19. März 2015

Bundesbank-Filiale in Bremen gesperrt

Fotos: privat

Gestern wurde in Frankfurt am Main das neue 1,3 Milliarden teure Hauptquartier der Europäischen Zentralbank (EZB) eröffnet. Blockupy- DemonstrantInnen reisten aus ganz Europa an, um die EZB zu blockieren. „Alle Blockadepunkte sind besetzt. Nichts geht an der EZB. Die Party muss ausfallen“, postete Landesvorstandsmitglied Miriam Strunge gestern via Facebook. Gemeinsam mit anderen Bremer Aktiven fuhr sie in die Main-Metropole, um gegen die menschenverachtende europäische Kürzungspolitik der EZB den „Mittelfinger“ zu heben und zu protestieren.

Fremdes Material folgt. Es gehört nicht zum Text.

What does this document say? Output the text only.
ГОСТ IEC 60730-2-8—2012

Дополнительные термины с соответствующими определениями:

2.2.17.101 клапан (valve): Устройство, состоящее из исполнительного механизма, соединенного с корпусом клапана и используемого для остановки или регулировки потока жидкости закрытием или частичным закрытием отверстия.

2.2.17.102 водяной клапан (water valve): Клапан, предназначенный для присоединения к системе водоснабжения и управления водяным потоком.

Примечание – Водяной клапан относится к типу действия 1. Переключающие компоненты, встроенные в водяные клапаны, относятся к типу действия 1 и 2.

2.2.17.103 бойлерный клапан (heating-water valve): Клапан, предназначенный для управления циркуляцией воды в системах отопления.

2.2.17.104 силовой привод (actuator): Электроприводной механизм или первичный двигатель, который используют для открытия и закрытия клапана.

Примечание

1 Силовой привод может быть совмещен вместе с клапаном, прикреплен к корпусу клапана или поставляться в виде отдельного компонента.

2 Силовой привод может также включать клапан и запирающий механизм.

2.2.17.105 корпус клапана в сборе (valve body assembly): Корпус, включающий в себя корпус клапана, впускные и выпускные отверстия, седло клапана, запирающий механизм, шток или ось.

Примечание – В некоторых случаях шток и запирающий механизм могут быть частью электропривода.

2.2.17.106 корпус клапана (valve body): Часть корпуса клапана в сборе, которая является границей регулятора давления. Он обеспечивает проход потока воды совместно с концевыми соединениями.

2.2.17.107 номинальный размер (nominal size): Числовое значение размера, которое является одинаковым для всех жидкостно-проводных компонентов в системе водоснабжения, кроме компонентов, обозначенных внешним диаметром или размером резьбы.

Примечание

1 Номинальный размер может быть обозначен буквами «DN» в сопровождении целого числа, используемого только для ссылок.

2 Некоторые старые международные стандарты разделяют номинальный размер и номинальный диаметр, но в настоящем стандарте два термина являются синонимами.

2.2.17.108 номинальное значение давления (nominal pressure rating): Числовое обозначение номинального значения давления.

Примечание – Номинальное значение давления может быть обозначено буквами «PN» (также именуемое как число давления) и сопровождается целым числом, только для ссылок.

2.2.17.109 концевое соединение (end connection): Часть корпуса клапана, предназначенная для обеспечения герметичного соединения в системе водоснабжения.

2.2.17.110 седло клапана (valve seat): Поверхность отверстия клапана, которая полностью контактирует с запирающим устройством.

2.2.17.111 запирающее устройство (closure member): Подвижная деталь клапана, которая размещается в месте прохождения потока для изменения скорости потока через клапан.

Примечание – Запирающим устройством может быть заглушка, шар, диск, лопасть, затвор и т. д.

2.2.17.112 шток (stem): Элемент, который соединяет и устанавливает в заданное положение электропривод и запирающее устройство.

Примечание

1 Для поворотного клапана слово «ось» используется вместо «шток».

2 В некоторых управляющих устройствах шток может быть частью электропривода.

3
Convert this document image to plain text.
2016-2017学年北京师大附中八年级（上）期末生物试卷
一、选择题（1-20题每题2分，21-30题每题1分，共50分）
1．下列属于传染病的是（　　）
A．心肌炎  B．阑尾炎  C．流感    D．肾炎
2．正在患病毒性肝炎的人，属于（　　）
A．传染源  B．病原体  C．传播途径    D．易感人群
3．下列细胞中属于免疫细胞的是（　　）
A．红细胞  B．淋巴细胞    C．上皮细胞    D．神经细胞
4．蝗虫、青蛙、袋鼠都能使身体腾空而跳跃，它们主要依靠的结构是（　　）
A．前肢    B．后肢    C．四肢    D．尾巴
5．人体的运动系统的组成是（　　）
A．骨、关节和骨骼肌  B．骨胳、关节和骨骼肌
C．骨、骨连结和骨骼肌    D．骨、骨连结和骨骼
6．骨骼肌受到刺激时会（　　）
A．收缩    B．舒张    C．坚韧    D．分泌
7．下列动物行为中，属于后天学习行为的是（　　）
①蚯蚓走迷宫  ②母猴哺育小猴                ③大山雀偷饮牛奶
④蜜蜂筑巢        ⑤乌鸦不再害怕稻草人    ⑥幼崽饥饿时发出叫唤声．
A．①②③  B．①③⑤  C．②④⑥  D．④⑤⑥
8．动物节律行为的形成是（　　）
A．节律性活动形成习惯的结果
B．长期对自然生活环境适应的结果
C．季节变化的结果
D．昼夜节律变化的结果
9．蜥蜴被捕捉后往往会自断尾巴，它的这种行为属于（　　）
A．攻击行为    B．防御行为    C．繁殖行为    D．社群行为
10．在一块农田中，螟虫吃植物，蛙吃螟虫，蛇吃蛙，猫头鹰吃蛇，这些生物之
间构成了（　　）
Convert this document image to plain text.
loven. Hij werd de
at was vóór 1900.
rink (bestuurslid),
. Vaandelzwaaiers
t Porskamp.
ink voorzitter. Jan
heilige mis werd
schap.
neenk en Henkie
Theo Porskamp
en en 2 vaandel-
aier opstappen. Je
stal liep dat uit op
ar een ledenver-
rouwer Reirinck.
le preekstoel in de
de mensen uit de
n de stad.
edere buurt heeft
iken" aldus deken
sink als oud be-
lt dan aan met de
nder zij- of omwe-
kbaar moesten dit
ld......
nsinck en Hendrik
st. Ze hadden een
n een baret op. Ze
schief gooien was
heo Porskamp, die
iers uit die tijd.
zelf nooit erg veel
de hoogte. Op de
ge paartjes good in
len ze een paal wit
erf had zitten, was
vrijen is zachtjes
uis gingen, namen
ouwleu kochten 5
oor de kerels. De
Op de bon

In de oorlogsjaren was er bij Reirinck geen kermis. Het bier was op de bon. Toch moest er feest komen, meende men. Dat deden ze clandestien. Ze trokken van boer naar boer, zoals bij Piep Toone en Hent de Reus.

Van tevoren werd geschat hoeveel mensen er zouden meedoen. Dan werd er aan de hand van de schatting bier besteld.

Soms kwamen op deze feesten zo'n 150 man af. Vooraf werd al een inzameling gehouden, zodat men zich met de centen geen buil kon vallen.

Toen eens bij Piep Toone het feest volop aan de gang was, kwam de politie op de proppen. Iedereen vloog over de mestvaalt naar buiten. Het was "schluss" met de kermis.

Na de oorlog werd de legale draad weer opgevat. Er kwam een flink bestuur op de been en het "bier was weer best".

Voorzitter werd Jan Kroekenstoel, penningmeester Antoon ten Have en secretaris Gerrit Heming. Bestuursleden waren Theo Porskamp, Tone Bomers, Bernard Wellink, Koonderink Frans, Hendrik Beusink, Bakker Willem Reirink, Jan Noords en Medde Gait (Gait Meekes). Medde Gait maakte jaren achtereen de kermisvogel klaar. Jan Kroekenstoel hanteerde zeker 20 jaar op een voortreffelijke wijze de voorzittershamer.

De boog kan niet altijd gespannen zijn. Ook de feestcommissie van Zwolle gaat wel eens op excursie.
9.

Sie hielt auf der Abschlusskundgebung einen Redebeitrag und kritisierte die Fokussierung der Medien-Berichterstattung auf brennende Autos, „weil man offensichtlich nicht darüber sprechen wolle, warum wir auf die Straße gehen. Man will nicht zeigen, dass Menschen sich wehren gegen eine menschenverachtende europäische Kürzungspolitik, die sozialen Abstieg, Armut und Hunger verantwortet, die zulässt, dass menschliche Grund- bedürfnisse mit Füßen getreten werden. Unser Protest war
und ist absolut notwendig!“

Auch in Bremen wurde blockiert. So hatten sich gestern Mitglieder der Europäischen LINKEN Bremen auf dem Weg zur Bundesbank-Filiale in der Hansestadt gemacht, um die Außenstelle des Geldinstitutes zu belagern. „Die Bundesbank ist im EZB-Rat vertreten, sie bestimmt die Linie der Geldpolitik dadurch auch mit. Jens Weidmann, Präsident der Bundesbank und Mitglied im EZB-Rat, fordert die Fortsetzung der gescheiteren Sparpolitik, auch in Deutschland hat er sich gegen Mindestlohn oder früheren Renteneintritt ausgesprochen. Diese neoliberale Politik wäre für die soziale Gerechtigkeit in Bremen weiteres Gift. Schon jetzt sind wir das Bundesland mit der höchsten Armutsquote, Tendenz steigend, zudem ist Bremen Hochburg der Zeitarbeit“, meint die europapolitische Sprecherin des Bremer Landesverbandes, Sofia Leonidakis.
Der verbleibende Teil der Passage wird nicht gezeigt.